Il donne aussi un bien mauvais exemple aux Sud-Africains eux-mêmes, disent les critiques. La polygamie est une chose. Le sexe à tout-va en est une autre, tout particulièrement dans ce pays où près d'un adulte sur cinq est séropositif. Or, la naissance du bébé laisse croire que le président ne semble pas s'embarrasser de condoms.

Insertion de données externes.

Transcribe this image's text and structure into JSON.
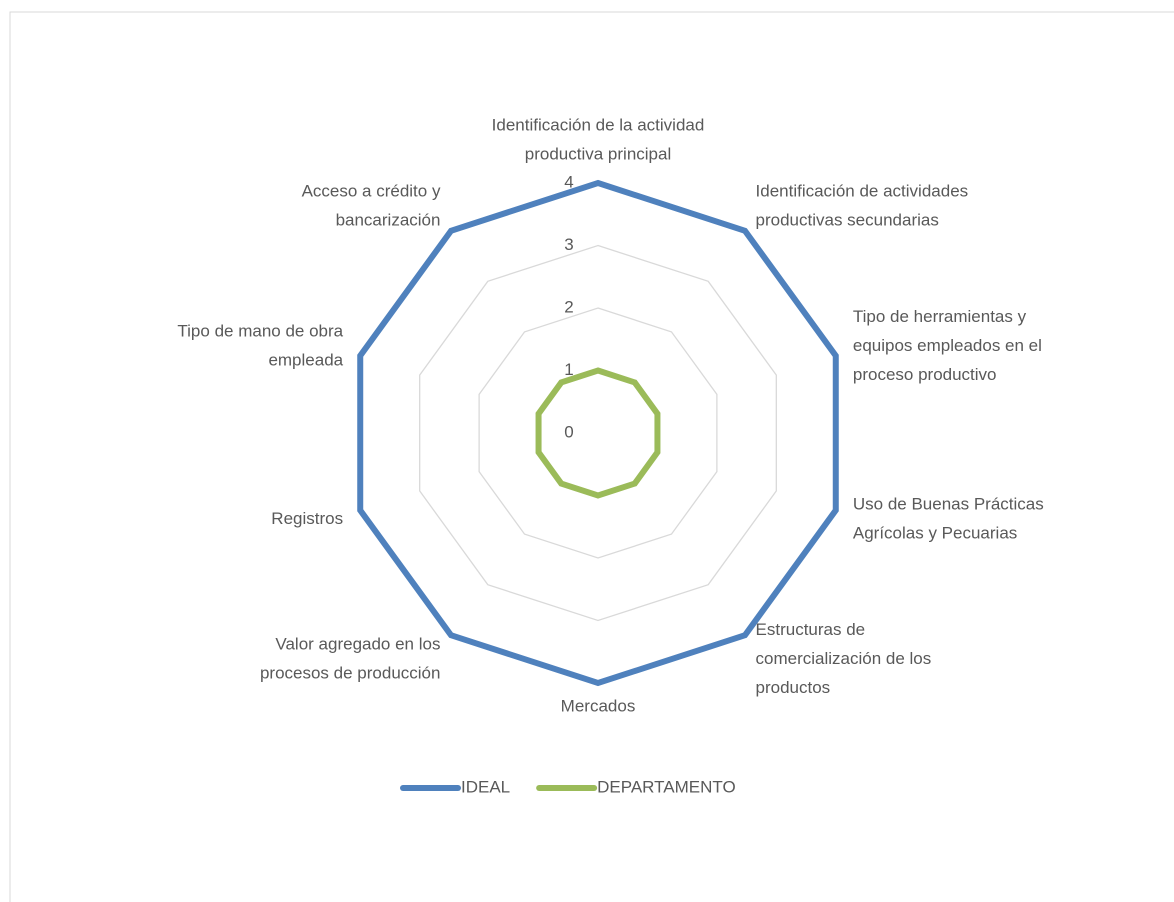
{
  "chart_data": {
    "type": "radar",
    "categories": [
      [
        "Identificación de la actividad",
        "productiva principal"
      ],
      [
        "Identificación de actividades",
        "productivas secundarias"
      ],
      [
        "Tipo de herramientas y",
        "equipos empleados en el",
        "proceso productivo"
      ],
      [
        "Uso de Buenas Prácticas",
        "Agrícolas y Pecuarias"
      ],
      [
        "Estructuras de",
        "comercialización de los",
        "productos"
      ],
      [
        "Mercados"
      ],
      [
        "Valor agregado en los",
        "procesos de producción"
      ],
      [
        "Registros"
      ],
      [
        "Tipo de mano de obra",
        "empleada"
      ],
      [
        "Acceso a crédito y",
        "bancarización"
      ]
    ],
    "series": [
      {
        "name": "IDEAL",
        "color": "#4f81bd",
        "values": [
          4,
          4,
          4,
          4,
          4,
          4,
          4,
          4,
          4,
          4
        ]
      },
      {
        "name": "DEPARTAMENTO",
        "color": "#9bbb59",
        "values": [
          1,
          1,
          1,
          1,
          1,
          1,
          1,
          1,
          1,
          1
        ]
      }
    ],
    "ylim": [
      0,
      4
    ],
    "yticks": [
      0,
      1,
      2,
      3,
      4
    ],
    "grid": true,
    "legend": "bottom"
  }
}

M. Zuma aurait pourtant dû avoir sa leçon. En 2006, lors d'un procès pour viol, il avait admis avoir eu une relation sexuelle non protégée -mais consensuelle, selon lui- avec une jeune femme séropositive. Acquitté, le politicien avait tout de même provoqué la fureur des organismes de prévention du sida en déclarant avoir pris une douche afin de réduire les risques d'infection.

Critiqué de toutes parts -même par l'ANC, dont certains leaders sont furieux de voir leur chef devenir l'objet de toutes les moqueries-, Jacob Zuma sera peut-être tenté de modérer ses ardeurs à l'avenir. D'autant plus que ses appétits coûtent cher: le soutien versé à sa large famille s'élève à 2 millions de dollars par an. C'est le bout de l'histoire que les contribuables sud-africains ne trouvent pas drôle du tout.